Stephen Marshall MAusIMM to deliver processing improvement insights at IMARC 2023
This year's International Mining and Resources Conference and Expo (IMARC) will be held in Sydney from 31 Oct – 2 Nov.
As Australia’s largest mining event, IMARC brings together more than 8,500 decision makers, mining leaders, policy makers, investors, innovators and educators from over 110 countries for three days of learning, deal-making and unparalleled networking.
We spoke with Stephen Marshall MAusIMM, Director - New Technology at Weir Minerals, to get an insight into his upcoming presentation on processing improvements.
Your presentation at IMARC 2023 is titled ‘Sustainable Solutions for Processing Improvement’. What are you planning to highlight?
I’m planning to highlight technologies incorporated into a transformational flowsheet which promises energy savings of up to 40 per cent in comminution.
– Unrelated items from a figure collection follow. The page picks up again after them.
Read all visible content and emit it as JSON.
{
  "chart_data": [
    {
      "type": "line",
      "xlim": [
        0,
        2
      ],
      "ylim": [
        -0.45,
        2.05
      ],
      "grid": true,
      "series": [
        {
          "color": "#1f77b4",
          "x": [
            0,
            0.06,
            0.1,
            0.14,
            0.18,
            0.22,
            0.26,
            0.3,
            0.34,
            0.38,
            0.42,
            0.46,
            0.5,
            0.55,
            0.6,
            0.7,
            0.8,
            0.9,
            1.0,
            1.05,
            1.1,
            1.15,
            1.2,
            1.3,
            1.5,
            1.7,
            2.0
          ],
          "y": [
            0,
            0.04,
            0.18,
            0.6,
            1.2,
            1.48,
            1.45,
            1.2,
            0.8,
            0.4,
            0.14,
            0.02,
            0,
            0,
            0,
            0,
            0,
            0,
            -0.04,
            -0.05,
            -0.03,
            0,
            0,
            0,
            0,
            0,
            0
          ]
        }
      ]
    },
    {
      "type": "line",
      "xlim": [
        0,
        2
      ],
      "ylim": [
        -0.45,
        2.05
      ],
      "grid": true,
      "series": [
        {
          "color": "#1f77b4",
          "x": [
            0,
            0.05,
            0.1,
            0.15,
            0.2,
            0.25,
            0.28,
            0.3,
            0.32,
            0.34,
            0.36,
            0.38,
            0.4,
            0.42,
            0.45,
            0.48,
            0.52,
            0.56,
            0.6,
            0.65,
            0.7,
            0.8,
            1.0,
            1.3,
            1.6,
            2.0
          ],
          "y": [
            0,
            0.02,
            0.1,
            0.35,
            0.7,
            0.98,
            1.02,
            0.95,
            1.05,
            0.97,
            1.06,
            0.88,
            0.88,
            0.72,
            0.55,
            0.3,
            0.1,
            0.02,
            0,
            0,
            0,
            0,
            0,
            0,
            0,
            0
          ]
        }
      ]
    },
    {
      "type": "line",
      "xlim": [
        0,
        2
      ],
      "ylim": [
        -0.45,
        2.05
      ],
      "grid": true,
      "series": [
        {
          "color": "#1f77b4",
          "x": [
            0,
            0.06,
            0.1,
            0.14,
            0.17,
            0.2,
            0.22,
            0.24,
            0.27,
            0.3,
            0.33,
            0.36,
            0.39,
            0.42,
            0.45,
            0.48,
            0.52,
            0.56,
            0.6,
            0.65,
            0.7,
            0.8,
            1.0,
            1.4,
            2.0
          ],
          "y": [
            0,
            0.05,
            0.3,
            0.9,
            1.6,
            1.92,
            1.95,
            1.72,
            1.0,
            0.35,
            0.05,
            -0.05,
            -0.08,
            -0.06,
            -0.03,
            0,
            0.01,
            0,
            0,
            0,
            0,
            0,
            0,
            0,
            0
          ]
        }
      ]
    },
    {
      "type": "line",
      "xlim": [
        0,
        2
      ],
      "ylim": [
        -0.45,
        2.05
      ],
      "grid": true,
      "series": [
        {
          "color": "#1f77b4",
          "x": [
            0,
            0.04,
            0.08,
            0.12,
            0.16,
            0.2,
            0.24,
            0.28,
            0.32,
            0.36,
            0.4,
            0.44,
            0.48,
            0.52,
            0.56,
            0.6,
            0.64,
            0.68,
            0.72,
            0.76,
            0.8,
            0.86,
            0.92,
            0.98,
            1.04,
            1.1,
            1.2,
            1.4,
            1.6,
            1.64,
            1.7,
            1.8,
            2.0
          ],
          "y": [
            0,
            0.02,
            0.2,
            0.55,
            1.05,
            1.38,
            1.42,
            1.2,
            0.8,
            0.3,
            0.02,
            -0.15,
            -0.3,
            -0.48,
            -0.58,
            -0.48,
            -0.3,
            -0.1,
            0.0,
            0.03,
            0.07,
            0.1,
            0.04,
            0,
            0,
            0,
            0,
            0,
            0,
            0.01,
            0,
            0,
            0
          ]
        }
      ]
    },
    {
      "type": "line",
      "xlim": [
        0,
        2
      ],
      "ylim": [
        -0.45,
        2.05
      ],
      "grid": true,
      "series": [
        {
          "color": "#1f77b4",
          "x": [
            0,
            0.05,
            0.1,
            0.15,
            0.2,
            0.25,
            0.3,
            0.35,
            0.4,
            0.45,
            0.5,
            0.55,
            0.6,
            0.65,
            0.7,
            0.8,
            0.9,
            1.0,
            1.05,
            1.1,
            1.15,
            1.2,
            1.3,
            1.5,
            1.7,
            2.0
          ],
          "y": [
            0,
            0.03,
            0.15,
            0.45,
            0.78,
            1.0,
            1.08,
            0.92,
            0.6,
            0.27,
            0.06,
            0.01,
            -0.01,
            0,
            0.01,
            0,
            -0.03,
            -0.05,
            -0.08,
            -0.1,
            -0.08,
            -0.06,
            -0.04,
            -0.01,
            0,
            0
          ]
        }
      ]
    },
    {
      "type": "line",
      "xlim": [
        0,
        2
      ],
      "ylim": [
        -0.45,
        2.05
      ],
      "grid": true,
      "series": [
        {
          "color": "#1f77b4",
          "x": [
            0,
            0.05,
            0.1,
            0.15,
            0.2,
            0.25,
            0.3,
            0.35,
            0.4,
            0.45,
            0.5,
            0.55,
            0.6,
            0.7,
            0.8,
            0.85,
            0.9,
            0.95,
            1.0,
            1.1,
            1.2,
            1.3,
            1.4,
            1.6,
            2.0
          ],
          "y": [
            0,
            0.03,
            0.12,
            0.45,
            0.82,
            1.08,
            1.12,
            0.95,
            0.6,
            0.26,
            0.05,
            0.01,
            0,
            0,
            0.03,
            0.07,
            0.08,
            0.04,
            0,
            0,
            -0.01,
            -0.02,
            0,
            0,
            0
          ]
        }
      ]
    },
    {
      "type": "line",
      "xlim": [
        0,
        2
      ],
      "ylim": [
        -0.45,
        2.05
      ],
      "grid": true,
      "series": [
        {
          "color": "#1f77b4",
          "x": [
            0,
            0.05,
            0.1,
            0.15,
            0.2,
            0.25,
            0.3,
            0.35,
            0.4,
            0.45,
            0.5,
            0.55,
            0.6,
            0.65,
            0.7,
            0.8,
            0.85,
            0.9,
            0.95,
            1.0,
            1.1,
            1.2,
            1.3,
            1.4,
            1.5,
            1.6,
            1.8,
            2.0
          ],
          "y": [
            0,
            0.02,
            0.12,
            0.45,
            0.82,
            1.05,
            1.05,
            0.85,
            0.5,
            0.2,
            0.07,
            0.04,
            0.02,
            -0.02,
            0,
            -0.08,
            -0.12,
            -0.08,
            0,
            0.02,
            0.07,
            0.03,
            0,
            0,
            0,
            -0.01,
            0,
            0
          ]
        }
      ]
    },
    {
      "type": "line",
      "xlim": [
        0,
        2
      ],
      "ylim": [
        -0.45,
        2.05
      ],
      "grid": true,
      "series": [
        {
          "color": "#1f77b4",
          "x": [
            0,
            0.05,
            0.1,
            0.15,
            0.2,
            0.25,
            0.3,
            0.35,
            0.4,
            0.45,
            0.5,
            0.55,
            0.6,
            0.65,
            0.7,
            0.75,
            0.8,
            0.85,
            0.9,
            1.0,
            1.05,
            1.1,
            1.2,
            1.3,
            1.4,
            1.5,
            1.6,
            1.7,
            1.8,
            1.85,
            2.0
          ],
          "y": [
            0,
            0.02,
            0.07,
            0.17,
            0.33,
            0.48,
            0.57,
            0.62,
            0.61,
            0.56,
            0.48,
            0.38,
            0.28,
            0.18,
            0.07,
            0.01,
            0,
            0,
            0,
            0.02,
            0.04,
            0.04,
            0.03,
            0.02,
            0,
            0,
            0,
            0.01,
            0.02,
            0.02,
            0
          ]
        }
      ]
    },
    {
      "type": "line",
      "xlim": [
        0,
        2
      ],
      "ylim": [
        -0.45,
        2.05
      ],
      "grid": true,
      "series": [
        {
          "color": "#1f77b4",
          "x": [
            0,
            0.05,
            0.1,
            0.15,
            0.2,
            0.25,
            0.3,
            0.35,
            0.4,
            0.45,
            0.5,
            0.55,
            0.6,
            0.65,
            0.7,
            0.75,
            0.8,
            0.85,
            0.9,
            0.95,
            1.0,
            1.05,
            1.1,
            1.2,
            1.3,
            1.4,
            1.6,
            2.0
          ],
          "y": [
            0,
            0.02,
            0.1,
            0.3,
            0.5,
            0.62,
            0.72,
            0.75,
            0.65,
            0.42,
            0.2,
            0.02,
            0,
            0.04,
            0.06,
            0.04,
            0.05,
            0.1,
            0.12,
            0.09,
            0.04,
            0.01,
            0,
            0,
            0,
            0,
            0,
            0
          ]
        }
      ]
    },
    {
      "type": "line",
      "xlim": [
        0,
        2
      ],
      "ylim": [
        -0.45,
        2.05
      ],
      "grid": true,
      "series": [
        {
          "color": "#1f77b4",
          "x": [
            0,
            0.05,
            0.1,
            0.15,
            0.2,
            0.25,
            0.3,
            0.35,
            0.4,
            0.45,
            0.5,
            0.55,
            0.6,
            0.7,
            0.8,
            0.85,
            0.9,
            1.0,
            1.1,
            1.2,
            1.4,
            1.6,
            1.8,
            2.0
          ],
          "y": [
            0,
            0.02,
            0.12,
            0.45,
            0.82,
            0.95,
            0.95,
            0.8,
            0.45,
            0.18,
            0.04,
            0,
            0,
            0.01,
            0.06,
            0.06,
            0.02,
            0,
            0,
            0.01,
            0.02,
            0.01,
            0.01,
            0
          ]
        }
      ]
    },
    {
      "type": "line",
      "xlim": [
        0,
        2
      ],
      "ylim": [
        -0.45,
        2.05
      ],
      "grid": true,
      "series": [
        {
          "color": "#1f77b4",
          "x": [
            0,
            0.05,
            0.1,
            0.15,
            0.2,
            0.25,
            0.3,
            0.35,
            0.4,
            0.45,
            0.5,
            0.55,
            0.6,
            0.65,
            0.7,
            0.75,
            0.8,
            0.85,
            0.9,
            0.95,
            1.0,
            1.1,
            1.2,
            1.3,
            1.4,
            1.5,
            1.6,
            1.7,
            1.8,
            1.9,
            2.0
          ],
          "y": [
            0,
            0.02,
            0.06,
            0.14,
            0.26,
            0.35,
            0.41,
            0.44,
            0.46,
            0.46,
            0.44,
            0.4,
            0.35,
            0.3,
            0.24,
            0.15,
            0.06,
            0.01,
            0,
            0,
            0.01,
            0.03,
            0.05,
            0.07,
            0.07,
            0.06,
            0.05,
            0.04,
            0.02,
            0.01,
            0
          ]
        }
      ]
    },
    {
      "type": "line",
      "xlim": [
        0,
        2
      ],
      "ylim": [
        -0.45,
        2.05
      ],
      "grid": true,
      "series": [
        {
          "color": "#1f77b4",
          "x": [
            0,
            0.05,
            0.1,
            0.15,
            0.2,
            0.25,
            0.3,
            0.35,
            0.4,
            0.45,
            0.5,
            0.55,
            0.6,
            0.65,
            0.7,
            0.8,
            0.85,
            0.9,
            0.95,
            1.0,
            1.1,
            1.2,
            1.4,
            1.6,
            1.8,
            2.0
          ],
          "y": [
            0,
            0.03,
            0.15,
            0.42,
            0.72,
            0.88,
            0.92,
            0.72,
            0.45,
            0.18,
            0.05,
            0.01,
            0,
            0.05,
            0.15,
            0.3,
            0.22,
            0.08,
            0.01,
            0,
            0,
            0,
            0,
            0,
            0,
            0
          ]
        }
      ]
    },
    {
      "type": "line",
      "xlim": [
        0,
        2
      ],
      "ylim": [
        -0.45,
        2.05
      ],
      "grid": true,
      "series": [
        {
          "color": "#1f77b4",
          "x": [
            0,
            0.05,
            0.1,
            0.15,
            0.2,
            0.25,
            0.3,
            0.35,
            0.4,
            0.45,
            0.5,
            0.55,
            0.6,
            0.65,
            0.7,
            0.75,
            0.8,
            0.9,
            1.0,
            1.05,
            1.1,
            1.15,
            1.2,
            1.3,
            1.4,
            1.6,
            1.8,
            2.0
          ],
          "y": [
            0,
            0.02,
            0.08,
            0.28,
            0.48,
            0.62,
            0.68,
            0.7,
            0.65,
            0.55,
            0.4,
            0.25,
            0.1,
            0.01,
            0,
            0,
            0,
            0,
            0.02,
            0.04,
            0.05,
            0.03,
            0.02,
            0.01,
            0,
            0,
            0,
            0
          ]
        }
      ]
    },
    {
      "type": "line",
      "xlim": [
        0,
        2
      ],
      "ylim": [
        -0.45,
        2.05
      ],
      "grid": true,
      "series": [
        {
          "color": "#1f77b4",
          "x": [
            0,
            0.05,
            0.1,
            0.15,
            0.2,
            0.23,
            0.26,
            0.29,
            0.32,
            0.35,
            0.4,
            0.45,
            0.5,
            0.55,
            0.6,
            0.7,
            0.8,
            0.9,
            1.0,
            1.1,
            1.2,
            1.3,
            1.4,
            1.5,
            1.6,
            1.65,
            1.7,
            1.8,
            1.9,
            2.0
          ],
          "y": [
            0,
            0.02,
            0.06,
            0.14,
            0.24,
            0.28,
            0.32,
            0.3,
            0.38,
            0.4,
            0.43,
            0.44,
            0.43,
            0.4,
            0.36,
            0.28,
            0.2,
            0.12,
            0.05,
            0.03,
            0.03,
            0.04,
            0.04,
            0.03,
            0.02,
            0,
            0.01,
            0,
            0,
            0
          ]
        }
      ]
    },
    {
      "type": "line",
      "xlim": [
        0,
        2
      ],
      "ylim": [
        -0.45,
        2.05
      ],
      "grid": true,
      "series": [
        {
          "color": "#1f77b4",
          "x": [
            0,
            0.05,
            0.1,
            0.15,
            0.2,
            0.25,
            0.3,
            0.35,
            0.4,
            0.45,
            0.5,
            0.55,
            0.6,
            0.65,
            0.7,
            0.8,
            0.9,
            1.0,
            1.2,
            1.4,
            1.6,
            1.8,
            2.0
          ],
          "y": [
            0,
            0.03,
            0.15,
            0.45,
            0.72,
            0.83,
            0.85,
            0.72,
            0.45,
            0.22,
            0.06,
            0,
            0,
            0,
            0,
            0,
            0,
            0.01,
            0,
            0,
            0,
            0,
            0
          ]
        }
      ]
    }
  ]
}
This is significant, because up to three per cent of global electricity production is consumed in mining comminution processes. Therefore, even small savings in comminution energy efficiency can make a big difference in carbon footprint. Clearly, 40 per cent is not a small change, so the potential for variations of this flowsheet to impact greenhouse gas emissions globally is enormous.
I’m also planning to highlight several cost-effective tailings process solutions that enable useful reduction in the volume of tailings that need to be stored in dams. These solutions offer real opportunities for reduced risk and capacity extension in tailings storage, and more water recovery for re-use in the process plant.
What new approaches or technologies are currently shaping the future of mineral processing? Are there any exciting breakthroughs?
On the one hand, several 'hard' technologies widely used in parallel industries are starting to be deployed in mainstream mineral processing; for example, High Pressure Grinding Rolls (HPGR) and Vertical Roller Mills (VRM) that are standard in the cement industry, and stirred media mills, which are commonplace in industrial minerals processing. These are exciting developments because they reflect a growing trend of miners actively looking for efficient solutions outside of their own ecosystem, and that is a very welcome evolution for mining.
The other source of excitement for our industry is the advent of digital twins and the increasingly widespread deployment of digital technology. We are seeing this already in the mining space with autonomous vehicles and underground equipment; however, uptake has been relatively slow in the fixed plant processing space. That is starting to change and the opportunities to bring big data analysis, new sources of data from increasingly sophisticated sensors and using this data to create accurate digital twins has the potential to improve overall processing efficiency by a big margin. How big remains an open question, but I think 10-20 per cent improvement in energy efficiency for the end-to-end process plant is possible with these digital solutions.
You are also taking part in a panel discussion on ‘How can Tailings Become an Emerging Market Opportunity?’ How might embracing circular economy principals help the resources sector achieve more sustainable outcomes?
Tailings as a resource is the first thing that springs to mind. It’s amazing that the quantity of sand and aggregate generated for road and building construction globally roughly matches the quantity of tailings generated by the mining industry. Why do we need to process such vast tonnages in two entirely separate industries when there is likely commonality between the two? Surely, there is a significant component of mine tailings that can replace current demand, at least for construction sand, outside of mining. This is where the mining industry needs to explore and embrace external partnerships to fully evaluate this kind of potential and convert what is currently seen entirely as a cost burden into something of value for someone else. Trash to treasure, so to speak.
Another aspect of tailings is that much of it still contains value as metal or mineral content. While processing tailings to extract that value does not address tailings storage challenges as such, it does provide a potential low-energy path to maximising utilisation of a miner’s ore body. Yes, this may require innovative extraction techniques, but I see that as well within the wheelhouse of currently available technologies and a genuine opportunity for increasing the sustainability of mining.
What are you most excited to discuss and learn about at IMARC?
I’m looking forward to hearing about sustainable solutions that others are thinking about, developing, or have implemented across the industry.
I’m also really interested to learn the state of mind of operators now and how much they are embracing sustainability as a goal. Additionally, what steps are being taken to align operational goals with sustainability goals and how are companies addressing that challenge.